Military and civilian data have shown that improved outcomes have been observed with immediate administration of whole-blood or blood components (packed red cells, plasma, platelets) followed by airway control in severely injured patients.

The authors suggest that a CAB (Circulation, Airway, Breathing) approach be considered in high-risk patients. They emphasized that there are clear indications for prioritizing airway control in select patient groups, such as those with vomiting and signs of airway obstruction/injury.

The evidence presented strongly suggests that trauma resuscitation priorities should be adjusted based on rapid, careful, assessment of the main factors likely to influence outcome (bleeding or hypoxemia). CAB should be the approach for patients with life-threatening hemorrhage.

Examining the Risk of Mortality following Surgery in Patients with a Previous Cardiovascular Event

Chalitsios CV, Luney MS, Lindsay WA, Sanders RD, McKeever TM, Moppett I. Risk of Mortality following Surgery in Patients with a Previous Cardiovascular Event. JAMA Surg. 2023.

Editorial: Graham LA, Hawn MT. Managing Competing Risks for Surgical Patients with Complex Medical Problems-Considering Confounding. JAMA Surg. 2023.

Christos V. Chalitsios, PhD, and coauthors analyzed data from three large national databases to determine the time interval during which risk of surgery is increased due to a prior cardiovascular event (ischemic cardiac event with or without intervention and ischemic stroke).
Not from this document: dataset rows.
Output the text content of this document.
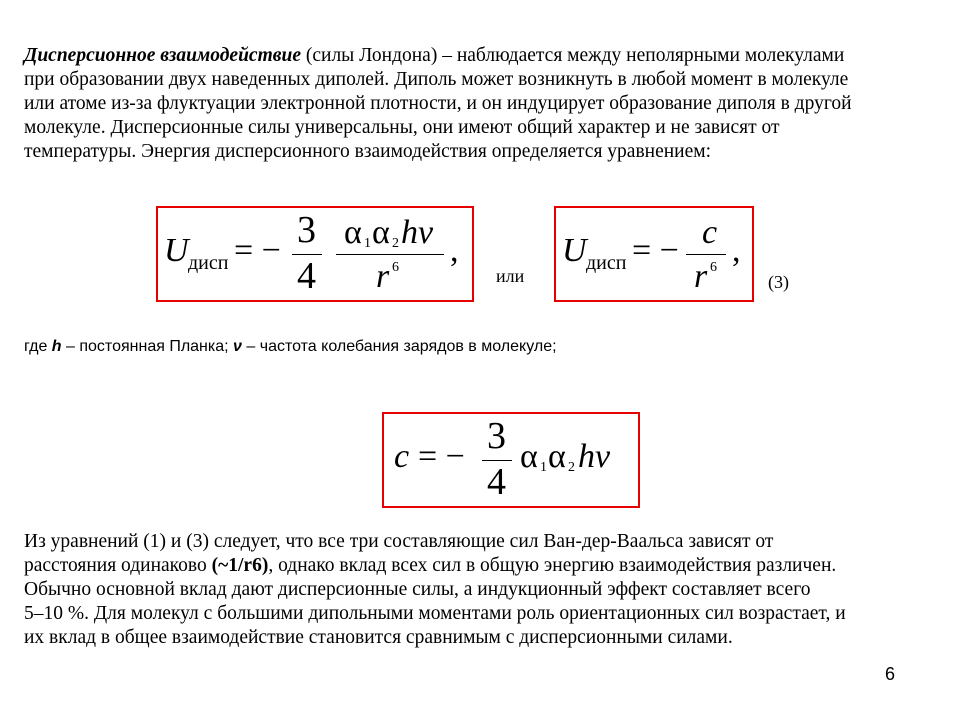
Дисперсионное взаимодействие (силы Лондона) – наблюдается между неполярными молекулами
при образовании двух наведенных диполей. Диполь может возникнуть в любой момент в молекуле
или атоме из-за флуктуации электронной плотности, и он индуцирует образование диполя в другой
молекуле. Дисперсионные силы универсальны, они имеют общий характер и не зависят от
температуры. Энергия дисперсионного взаимодействия определяется уравнением:

U дисп = − 3
4
α 1 α 2 hv
r 6 ,
или
U дисп = − c
r 6 ,
(3)
где h – постоянная Планка; ν – частота колебания зарядов в молекуле;
c = − 3
4
α 1 α 2 hv

Из уравнений (1) и (3) следует, что все три составляющие сил Ван-дер-Ваальса зависят от
расстояния одинаково (~1/r6), однако вклад всех сил в общую энергию взаимодействия различен.
Обычно основной вклад дают дисперсионные силы, а индукционный эффект составляет всего
5–10 %. Для молекул с большими дипольными моментами роль ориентационных сил возрастает, и
их вклад в общее взаимодействие становится сравнимым с дисперсионными силами.

6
The data included more than 21 million patients (n = 877,430 with a cardiovascular event).

The data analysis showed that mortality risk was increased within the first 11.3 months after a cardiovascular event for patients undergoing elective surgery and 7.3 months for patients undergoing emergency surgery. The shortened risk interval for emergency surgery was likely because the emergent condition was affecting mortality risk more than the prior cardiovascular event.

The authors recommended that these data be used to counsel patients regarding delaying elective surgery for a longer interval than the 6-month delay included in current practice guidelines.In the editorial that accompanied the article, Laura A. Graham, PhD, MPH, and Mary T. Hawn, MD, PhD, FACS, encouraged readers to use these data cautiously because of the chance of significant bias (selection bias-only patients deemed healthy enough to have surgery underwent procedures and immortal time bias-some patients died without undergoing surgery). While these data may be considered in determining the length of the delay interval because of increased risk of surgery due to a prior cardiovascular event, there is insufficient new evidence to change current guidelines.